Sara Khan: Victims of extremism asked to stand up to assist UK with handling contempt Dame Sara Khan

The group, which claims that white people will be a minority in Britain in the next 40 years, has also targeted teenagers through online gaming competitions.

According to the report, the racist comments were filmed last July at an annual gathering of Patriotic Alternative supporters at a campsite in the Peak District on the eve of the final of the European Championship.

However, the comments violate Patriotic Alternative’s supposed “code of conduct” banning racial slurs and violence.

The Times report revealed that the group had told the campsite owner the gathering was for a community group that helped the homeless.

A central figure in the Channel 4 show is Sam Melia, Patriotic Alternative’s regional organiser for Yorkshire and the husband of Laura Towler, the group’s deputy leader.

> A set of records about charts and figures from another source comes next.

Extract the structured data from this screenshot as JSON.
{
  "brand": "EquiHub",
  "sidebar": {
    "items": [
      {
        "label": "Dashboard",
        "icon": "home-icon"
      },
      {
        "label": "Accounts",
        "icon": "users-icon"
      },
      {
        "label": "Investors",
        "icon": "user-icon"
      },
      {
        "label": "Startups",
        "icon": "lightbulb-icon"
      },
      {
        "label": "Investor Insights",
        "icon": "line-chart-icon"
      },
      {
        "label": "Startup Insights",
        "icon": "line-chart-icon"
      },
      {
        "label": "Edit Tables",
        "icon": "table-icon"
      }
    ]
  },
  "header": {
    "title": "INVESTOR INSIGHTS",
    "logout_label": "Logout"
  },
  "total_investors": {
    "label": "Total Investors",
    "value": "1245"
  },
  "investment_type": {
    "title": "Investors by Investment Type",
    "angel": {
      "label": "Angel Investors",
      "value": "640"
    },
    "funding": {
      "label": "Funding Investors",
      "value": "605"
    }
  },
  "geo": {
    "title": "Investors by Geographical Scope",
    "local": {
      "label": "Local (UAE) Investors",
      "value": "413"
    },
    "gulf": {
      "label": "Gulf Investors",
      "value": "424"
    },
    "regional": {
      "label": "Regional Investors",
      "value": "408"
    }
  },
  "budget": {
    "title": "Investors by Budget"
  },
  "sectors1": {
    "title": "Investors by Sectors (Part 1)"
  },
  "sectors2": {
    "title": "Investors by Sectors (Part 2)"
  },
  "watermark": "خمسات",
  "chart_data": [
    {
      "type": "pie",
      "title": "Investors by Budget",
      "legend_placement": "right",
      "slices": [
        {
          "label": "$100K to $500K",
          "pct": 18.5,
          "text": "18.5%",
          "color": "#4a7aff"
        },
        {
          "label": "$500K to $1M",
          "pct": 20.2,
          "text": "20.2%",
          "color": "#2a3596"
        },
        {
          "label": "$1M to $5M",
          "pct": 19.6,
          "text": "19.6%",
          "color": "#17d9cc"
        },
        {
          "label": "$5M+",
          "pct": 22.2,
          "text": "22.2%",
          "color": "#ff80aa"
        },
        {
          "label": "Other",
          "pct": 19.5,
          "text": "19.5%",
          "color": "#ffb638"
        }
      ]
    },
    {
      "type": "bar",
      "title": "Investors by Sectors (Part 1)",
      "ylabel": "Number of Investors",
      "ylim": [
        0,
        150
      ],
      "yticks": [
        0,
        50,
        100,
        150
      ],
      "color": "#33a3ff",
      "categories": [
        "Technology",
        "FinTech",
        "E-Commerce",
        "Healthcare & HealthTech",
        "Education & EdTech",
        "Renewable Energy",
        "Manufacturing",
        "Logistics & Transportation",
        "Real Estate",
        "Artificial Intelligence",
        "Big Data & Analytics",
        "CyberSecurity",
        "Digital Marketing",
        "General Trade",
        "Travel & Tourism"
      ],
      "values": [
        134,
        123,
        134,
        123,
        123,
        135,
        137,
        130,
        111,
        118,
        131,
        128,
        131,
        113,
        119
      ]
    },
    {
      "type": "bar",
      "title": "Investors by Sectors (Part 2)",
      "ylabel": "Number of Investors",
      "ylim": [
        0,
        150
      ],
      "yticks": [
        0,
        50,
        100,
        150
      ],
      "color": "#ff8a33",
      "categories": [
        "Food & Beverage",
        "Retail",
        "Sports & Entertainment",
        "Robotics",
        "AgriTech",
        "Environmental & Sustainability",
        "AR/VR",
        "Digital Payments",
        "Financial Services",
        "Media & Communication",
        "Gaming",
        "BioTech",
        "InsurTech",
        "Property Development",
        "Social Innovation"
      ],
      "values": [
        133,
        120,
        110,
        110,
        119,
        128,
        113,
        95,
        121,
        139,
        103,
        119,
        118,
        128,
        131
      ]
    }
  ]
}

Melia, 32, is shown marching alongside National Action followers in Darlington in November 2016, weeks before the group was banned by the Home Office for promoting terrorism.

Several months later he is also photographed at a dinner alongside senior National Action figures, including Christopher Lythgoe, who was jailed in 2018 for membership in a proscribed organisation.

National Action celebrated the far-right killer of Jo Cox, the Labour MP for Batley & Spen in West Yorkshire, and has unfurled banners in public proclaiming: “Hitler was right.”

In the documentary, Melia claims that Collett and Patriotic Alternative were behind a string of controversial political leaflets at the 2021 Batley & Spen by-election that appeared at first glance to have been issued by Labour and the Trades Union Congress.

The spoof leaflets featured a picture of Sir Keir Starmer taking the knee and declaring that the party was “Fighting white privilege”.

Dispatches claimed that Patriotic Alternative activists intervened in a similar way this year during the Southend West by-election, which was triggered by the murder in October of Sir David Amess, the veteran Conservative MP, by an Islamist extremist.

The report added that the revelations could lead to a formal investigation by the Electoral Commission.

Patriotic Alternative denied Melia has ever been a member of National Action.

“It is clear that some of those in attendance did not adhere to the code of conduct. However, using this small minority of attendees to characterise the group as a whole is disingenuous and unfair. Patriotic Alternative believes in carrying out political activity through democratic and peaceful means with our primary purpose being that of community building," a spokesman told The Times.